Quarante ans après Jean Dréville, Patrice Chéreau décide de porter à l’écran le roman historique d’Alexandre Dumas père, La Reine Margot.
De l’appellation "roman historique", il vaut mieux conserver le terme "roman" que le terme "historique". En effet, il ne faut pas aller voir La Reine Margot en pensant voir un film fidèle à la réalité car Chéreau, dans la tradition de Dumas, est loin d’être historiquement exact : le film débute par le mariage de Margot et d’Henri de Navarre à l’intérieur d’une église alors que, dans la réalité, il a eu lieu sur le parvis de Notre-Dame-de-Paris afin de permettre aux nombreux protestants présents d’y assister ; Charlotte de Sauve n’est pas morte lors d’une tentative d’empoisonnement contre Henri de Navarre en 1572 mais de mort naturelle en 1617 (soit 7 ans après Henri de Navarre, devenu entre-temps Henri IV) ; cette même personne était de plus totalement française, chose que le fort accent italien d’Asia Argento empêche de croire ; Charles IX et Henri, duc d’Anjou (futur Henri III) ont des allures de hard-rockers très éloignées des portraits de l’époque ; dans la réalité, Catherine de Médicis n’est pas involontairement responsable de la mort de Charles IX…
Chéreau lui-même reconnu d’ailleurs qu’il n’avait pas voulu faire un véritable film historique mais filmer une histoire assez contemporaine.

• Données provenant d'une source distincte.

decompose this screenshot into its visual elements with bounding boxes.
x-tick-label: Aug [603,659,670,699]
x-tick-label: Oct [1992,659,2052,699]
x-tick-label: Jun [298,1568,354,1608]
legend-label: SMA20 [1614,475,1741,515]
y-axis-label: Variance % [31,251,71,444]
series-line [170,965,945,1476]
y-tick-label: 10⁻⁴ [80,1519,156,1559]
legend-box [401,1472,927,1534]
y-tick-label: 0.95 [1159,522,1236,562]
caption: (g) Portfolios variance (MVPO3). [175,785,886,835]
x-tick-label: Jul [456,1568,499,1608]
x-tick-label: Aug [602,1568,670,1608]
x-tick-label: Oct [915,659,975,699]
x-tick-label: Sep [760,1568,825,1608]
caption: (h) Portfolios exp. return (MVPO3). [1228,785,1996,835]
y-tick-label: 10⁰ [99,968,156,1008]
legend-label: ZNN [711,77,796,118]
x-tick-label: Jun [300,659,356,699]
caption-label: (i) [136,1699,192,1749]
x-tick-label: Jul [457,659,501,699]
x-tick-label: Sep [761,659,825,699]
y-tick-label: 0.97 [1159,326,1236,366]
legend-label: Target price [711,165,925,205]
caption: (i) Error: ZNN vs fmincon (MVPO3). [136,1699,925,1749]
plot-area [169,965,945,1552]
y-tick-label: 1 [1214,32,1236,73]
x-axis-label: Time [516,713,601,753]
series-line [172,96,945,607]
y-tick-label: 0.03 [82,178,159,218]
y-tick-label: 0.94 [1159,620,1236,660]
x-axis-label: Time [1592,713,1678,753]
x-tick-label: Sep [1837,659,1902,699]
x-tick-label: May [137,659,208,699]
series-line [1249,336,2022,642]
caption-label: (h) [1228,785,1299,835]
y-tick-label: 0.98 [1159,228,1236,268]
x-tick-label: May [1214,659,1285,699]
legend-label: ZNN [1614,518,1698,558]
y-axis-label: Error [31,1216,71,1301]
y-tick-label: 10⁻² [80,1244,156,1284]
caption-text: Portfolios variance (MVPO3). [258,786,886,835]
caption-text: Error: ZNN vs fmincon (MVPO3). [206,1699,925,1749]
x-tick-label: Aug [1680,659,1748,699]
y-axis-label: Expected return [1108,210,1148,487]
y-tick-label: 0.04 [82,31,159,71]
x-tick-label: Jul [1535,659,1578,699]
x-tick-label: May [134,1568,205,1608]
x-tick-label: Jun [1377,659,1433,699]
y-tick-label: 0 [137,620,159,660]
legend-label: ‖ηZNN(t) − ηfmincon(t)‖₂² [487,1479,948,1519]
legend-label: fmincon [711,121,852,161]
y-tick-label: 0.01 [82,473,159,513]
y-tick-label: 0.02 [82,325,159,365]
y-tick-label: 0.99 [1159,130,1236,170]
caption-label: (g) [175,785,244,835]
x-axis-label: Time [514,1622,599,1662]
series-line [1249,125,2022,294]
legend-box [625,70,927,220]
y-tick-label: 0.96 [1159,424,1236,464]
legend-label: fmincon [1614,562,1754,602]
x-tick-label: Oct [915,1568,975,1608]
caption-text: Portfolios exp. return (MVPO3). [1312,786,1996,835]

Ainsi, malgré une reconstitution assez impressionnante au niveau des décors et dans la représentation des massacres de la Saint-Barthélemy (Chéreau filme des monceaux de cadavres jonchant dans les rues de Paris), le film peut évoquer certains évènements contemporains à sa réalisation. En effet, le film montre un génocide alors qu’un mois avant sa sortie débuta le génocide des Tutsis par les Hutus au Rwanda et parle d’une guerre de religion alors que depuis 1991 régnait en Algérie une guerre civile à forte connotation religieuse également…
Toutefois, cette volonté de ne pas vouloir faire un film historique peut jouer un peu contre lui car il n’est pas obligatoirement facile pour un spectateur contemporain de réellement comprendre les motivations qui poussèrent à la nuit de la Saint-Barthélemy surtout quand on voit que Charles IX est assez proche de Coligny avant de décider qu’il fallait exterminer tous les protestants. Chéreau semble surtout vouloir filmer la folie ! Le monde dans lequel les personnages évoluent est d’ailleurs assez fou et est un mélange de violence (le film est très sanguinolent) et de sexe (les personnages font des orgies et peuvent avoir des relations incestueuses : Margot, femme très libérée, a visiblement été la maitresse de ses frères, ce qui est probablement historiquement vrai). Cette folie jouent sur la personnalité des personnages : Charles IX semble psychologiquement instable et dépressif, le duc d’Anjou et Catherine de Médicis sont près à tout pour le pouvoir…
Si ces personnages sont aussi crédibles, c’est d’ailleurs en grande partie grâce à l’interprétation de comédiens totalement investis dans leurs rôles. D’ailleurs, ceux-ci furent salués à l’époque puisque Virna Lisi (effrayante Catherine de Médicis) remporta le Prix d’interprétation féminine à Cannes (qui donna d’ailleurs au film le Prix du Jury) et que les Césars récompensèrent, outre les costumes et la photographie, les interprètes à trois reprises : Meilleure actrice pour Isabelle Adjani, Meilleur second rôle masculin pour Jean-Hugues Anglade et Meilleur second rôle féminin à nouveau pour Virna Lisi.
Chéreau réussit ainsi un beau film d’acteurs avec des costumes et des décors magnifiques mais peut, par la folie permanente qu’il fait régner sur l’univers qu’il filme (mais cela est-il surprenant quand on parle la Saint-Barthélemy ?) et l’aspect théâtral de certains dialogues (Chéreau était également un metteur en scène de théâtre et d’opéra très prolifique), empêcher le spectateur de totalement s’immerger dans le film.